General Motors’ (GM) story over the past six months consists of two basic developments: a straight-shot 31% road race from late-August to mid-October, followed by a nearly four-month scenic tour (maybe the GPS was broken) that brought the stock to the lower boundary of a wide consolidation on the verge of today’s earnings release. Regardless of what the numbers show, the next several days of price action could be interesting.
Other than a one-day pop above the trading range’s initial high in October (a classic “bull trap”), GM has mostly nudged to slightly lower lows and lower highs in five wide swings, with Friday’s big down day in the broad market helping to escort the stock to its lowest level since September.
With some weakness emerging in autos—sales dropped sharply in January vs. December (17.2 million annualized, which was the weakest number since August)1—GM’s recent stagnation might seem part-and-parcel to its industry’s perceived prospects.
As recently as January 16, though, GM had issued guidance that seemed to catch a lot of analysts off-guard—because it was so positive.2 The company intends to continue to focus on profitable trucks and SUVs, with increased profits earmarked for future electric and autonomous vehicles.3 And some analysts seem to buy into the storyline: As of yesterday, Bank of America, for example, had a price target of $57 for GM. Time to play a bounce off support?
Well, one thing that stands out on the daily chart is that the October 25 and January 16 highs were days GM released positive earnings and guidance; the other earnings date flagged on the chart, July 25, 2017, was a down day.

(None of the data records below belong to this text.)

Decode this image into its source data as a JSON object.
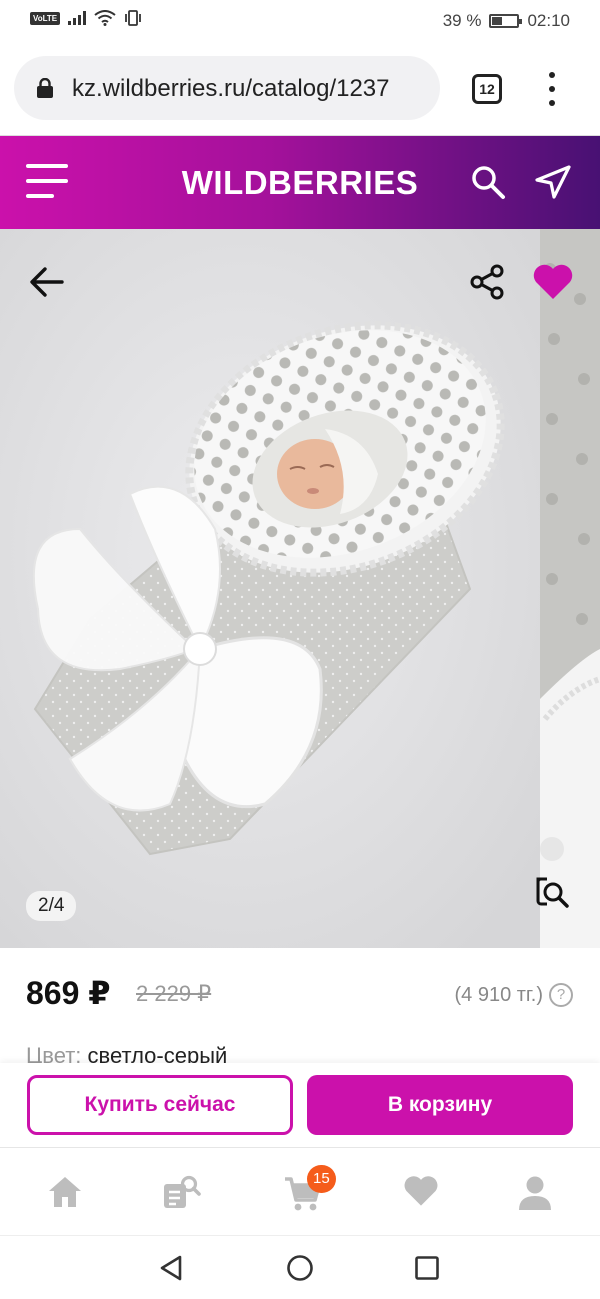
{
  "status_bar": {
    "volte": "VoLTE",
    "battery_percent": "39 %",
    "time": "02:10",
    "battery_level": 0.39
  },
  "browser": {
    "url": "kz.wildberries.ru/catalog/1237",
    "tab_count": "12",
    "icons": [
      "lock-icon",
      "tabs-icon",
      "more-vert-icon"
    ]
  },
  "header": {
    "logo": "WILDBERRIES",
    "colors": {
      "gradient_start": "#cb11ab",
      "gradient_end": "#481173"
    },
    "icons": [
      "menu-icon",
      "search-icon",
      "send-icon"
    ]
  },
  "gallery": {
    "counter": "2/4",
    "icons": [
      "arrow-left-icon",
      "share-icon",
      "heart-icon",
      "zoom-search-icon"
    ],
    "favorite_color": "#cb11ab"
  },
  "product": {
    "price": "869 ₽",
    "old_price": "2 229 ₽",
    "alt_price": "(4 910 тг.)",
    "help": "?",
    "color_label": "Цвет:",
    "color_value": "светло-серый"
  },
  "actions": {
    "buy_now": "Купить сейчас",
    "add_to_cart": "В корзину",
    "accent_color": "#cb11ab"
  },
  "bottom_nav": {
    "items": [
      "home-icon",
      "catalog-search-icon",
      "cart-icon",
      "favorites-icon",
      "profile-icon"
    ],
    "cart_badge": "15",
    "badge_color": "#f55c1b"
  },
  "system_nav": {
    "icons": [
      "back-triangle-icon",
      "home-circle-icon",
      "recents-square-icon"
    ]
  }
}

The weakness on and after these days doesn’t appear to be coincidental, at least judging by GM’s past 19 quarterly earnings releases. Here are few highlights of the stock’s performance after these events:
●GM gained ground (+0.66% average) in the five days leading up to earnings in 12 of 19 cases (63% of the time).
●In contrast, GM was down five days after earnings (-0.65% average) in 14 of 19 cases (74% of the time).
●GM declined an average of -1.08% from the open to the close on earnings day 13 of 19 times, and the first and second days after earnings closed lower 13 and 12 times, respectively.
It’s noteworthy that GM has beaten earnings in its past 10 releases, and beaten revenue estimates in eight of the past 10; the decline after the October earnings release, for example, occurred when the company beat both estimates handily. In other words, it doesn’t appear that bad quarterly headline numbers are responsible for the short-term bearishness than has often followed GM’s earnings announcements.
If GM’s price action after today’s earnings follows the pattern of the majority of past releases, it would play into a breakdown below the low of the trading range. The long-term weekly chart above shows the stock has already pulled back below the late-2013 highs, but there is still room for it to retrace to the level of the 2017 or 2015 highs (approximately $38.50-$39) without pouring sugar into the gas tank of a longer-term uptrend.
Keep in mind, however, that no stock is an island, at least not all the time. With the broader market still (as of yesterday) in its first significant pullback in months, GM would appear to be facing near-term headwinds. But it’s equally true that if the pullback ends with a strong short-covering rally, GM could likely be along for the ride.
1 Econoday. Motor Vehicles Sales. 2/1/18.
2 Reuters. GM sees flat 2018 earnings, with sales of pickups picking up in 2019. 1/16/18.
3 Forbes. Why GM Is So Bullish On The Future—And Why You Should Believe It. 1/16/18.